Team Rank Meers’ Valuation Score
CLE 1 1343.3
STL 2 1279.7
JAC 3 1178.2
HOU 4 1072.7
SF 5 999.7
MIN 6 958.6
ATL 7 900.5
OAK 8 880.6
BUF 9 845.2
TB 10 829.8
DAL 11 794.4
CHI 12 786.2
NYG 13 770.7
NYJ 14 751.6
DET 15 751.4
MIA 16 745.5
PHI 17 722.1
GB 18 718.4
CIN 19 705.7
TEN 20 701.6
SD 21 695.6
ARI 22 691.1
CAR 23 672.2
PIT 24 657.9
DEN 25 653.1
NE 26 652.6
NO 27 641.3
SEA 28 620.4
KC 29 576.8
WAS 30 572.9
BAL 31 567.3
IND 32 383.3

Without the Trent Richardson trade, the Colts’ 2014 first-rounder–26th overall, valued by Meers at 218 units–would still be in their possession. And the Colts’ total estimated 2014 draft value would be 29th instead of dead last, and the Browns’ would be fourth overall, not first. Of course, the Colts received Richardson in the trade, and as a second-year player he went on to record a…-4.8 grade from Pro Football Focus through his 16 games with the Colts so far. Hmm.

As Brian Burke notes, overall draft value may not be worth much, if it comes from several low-round picks. To be sure, low-round picks are undervalued. However, a team may only have 11 players on the field at once; if all of them are average, while they may have been obtained at good value, they likely will not win a championship. Which teams have the highest average valuation across all their 2014 draft picks?

Team Rank Average Meers’ 2014 Draft Pick Valuation
HOU 1 153.24
STL 2 142.19
BAL 3 141.83
TB 4 138.30
CLE 5 134.33
ATL 6 128.64
NYG 7 128.45
OAK 8 125.80
DET 9 125.23
BUF 10 120.74
MIN 11 119.83
JAC 12 117.82
TEN 13 116.93
ARI 14 115.18
CHI 15 112.31
PIT 16 109.65
NYJ 17 107.37
NO 18 106.88
MIA 19 106.50
PHI 20 103.16
GB 21 102.63
CIN 22 100.81
SD 23 99.37
DAL 24 99.30
KC 25 96.13
CAR 26 96.03
WAS 27 95.48
DEN 28 93.30
NE 29 93.23
SF 30 90.88
SEA 31 88.63
IND 32 76.66

Indianapolis is still dead last; Houston, however, armed with the first overall pick, the most valuable by any analysis, is ready to strike. Oh, and most likely they were the unluckiest team last season, not the worst.

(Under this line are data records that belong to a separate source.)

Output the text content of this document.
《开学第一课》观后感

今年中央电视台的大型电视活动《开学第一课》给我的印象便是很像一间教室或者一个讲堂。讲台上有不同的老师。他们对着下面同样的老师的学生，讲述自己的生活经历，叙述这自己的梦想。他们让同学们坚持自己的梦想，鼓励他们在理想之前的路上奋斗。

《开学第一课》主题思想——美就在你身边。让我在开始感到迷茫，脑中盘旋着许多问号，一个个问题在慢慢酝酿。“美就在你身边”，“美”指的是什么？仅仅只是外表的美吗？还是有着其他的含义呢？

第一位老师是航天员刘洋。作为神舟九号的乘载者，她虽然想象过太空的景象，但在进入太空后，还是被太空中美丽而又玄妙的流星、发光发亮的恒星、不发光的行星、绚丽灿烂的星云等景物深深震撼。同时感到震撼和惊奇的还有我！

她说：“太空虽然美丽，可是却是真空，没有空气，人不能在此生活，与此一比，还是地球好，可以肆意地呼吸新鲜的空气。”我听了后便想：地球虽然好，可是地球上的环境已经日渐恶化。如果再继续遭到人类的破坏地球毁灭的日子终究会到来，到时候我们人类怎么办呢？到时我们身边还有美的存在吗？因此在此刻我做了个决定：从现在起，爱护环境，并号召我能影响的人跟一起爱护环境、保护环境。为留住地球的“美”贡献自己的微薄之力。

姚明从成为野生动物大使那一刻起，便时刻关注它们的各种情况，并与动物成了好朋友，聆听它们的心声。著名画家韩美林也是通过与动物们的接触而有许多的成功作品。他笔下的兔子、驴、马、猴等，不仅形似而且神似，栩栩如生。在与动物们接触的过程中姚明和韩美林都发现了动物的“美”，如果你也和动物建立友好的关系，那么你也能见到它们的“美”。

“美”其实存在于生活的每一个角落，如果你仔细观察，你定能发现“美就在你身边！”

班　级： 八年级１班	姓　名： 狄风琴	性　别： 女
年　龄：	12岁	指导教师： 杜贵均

It is still too late to give the final judgement on the Trent Richardson trade. But unless he plays as one of the top five backs in the league starting in week one of next season, it is a dominating win for the Browns. Even if he does, it could still be a win for the Browns; the added benefit of a first-rounder is nothing to sneeze at. Yes, the Browns did spend the third overall pick on Richardson, which no mater what will seem somewhat wasted. But it is much better to cut your losses for as high a value as possible (the 26th overall pick two years later) than be left with scraps. Despite the chaos going on in Cleveland, they have at least one thing going for them: the most draft capital in the NFL. No matter what, Browns fans will likely not be consoled until mayor of Cleveland Frank Jackson bans Brandon Weeden from the city forever.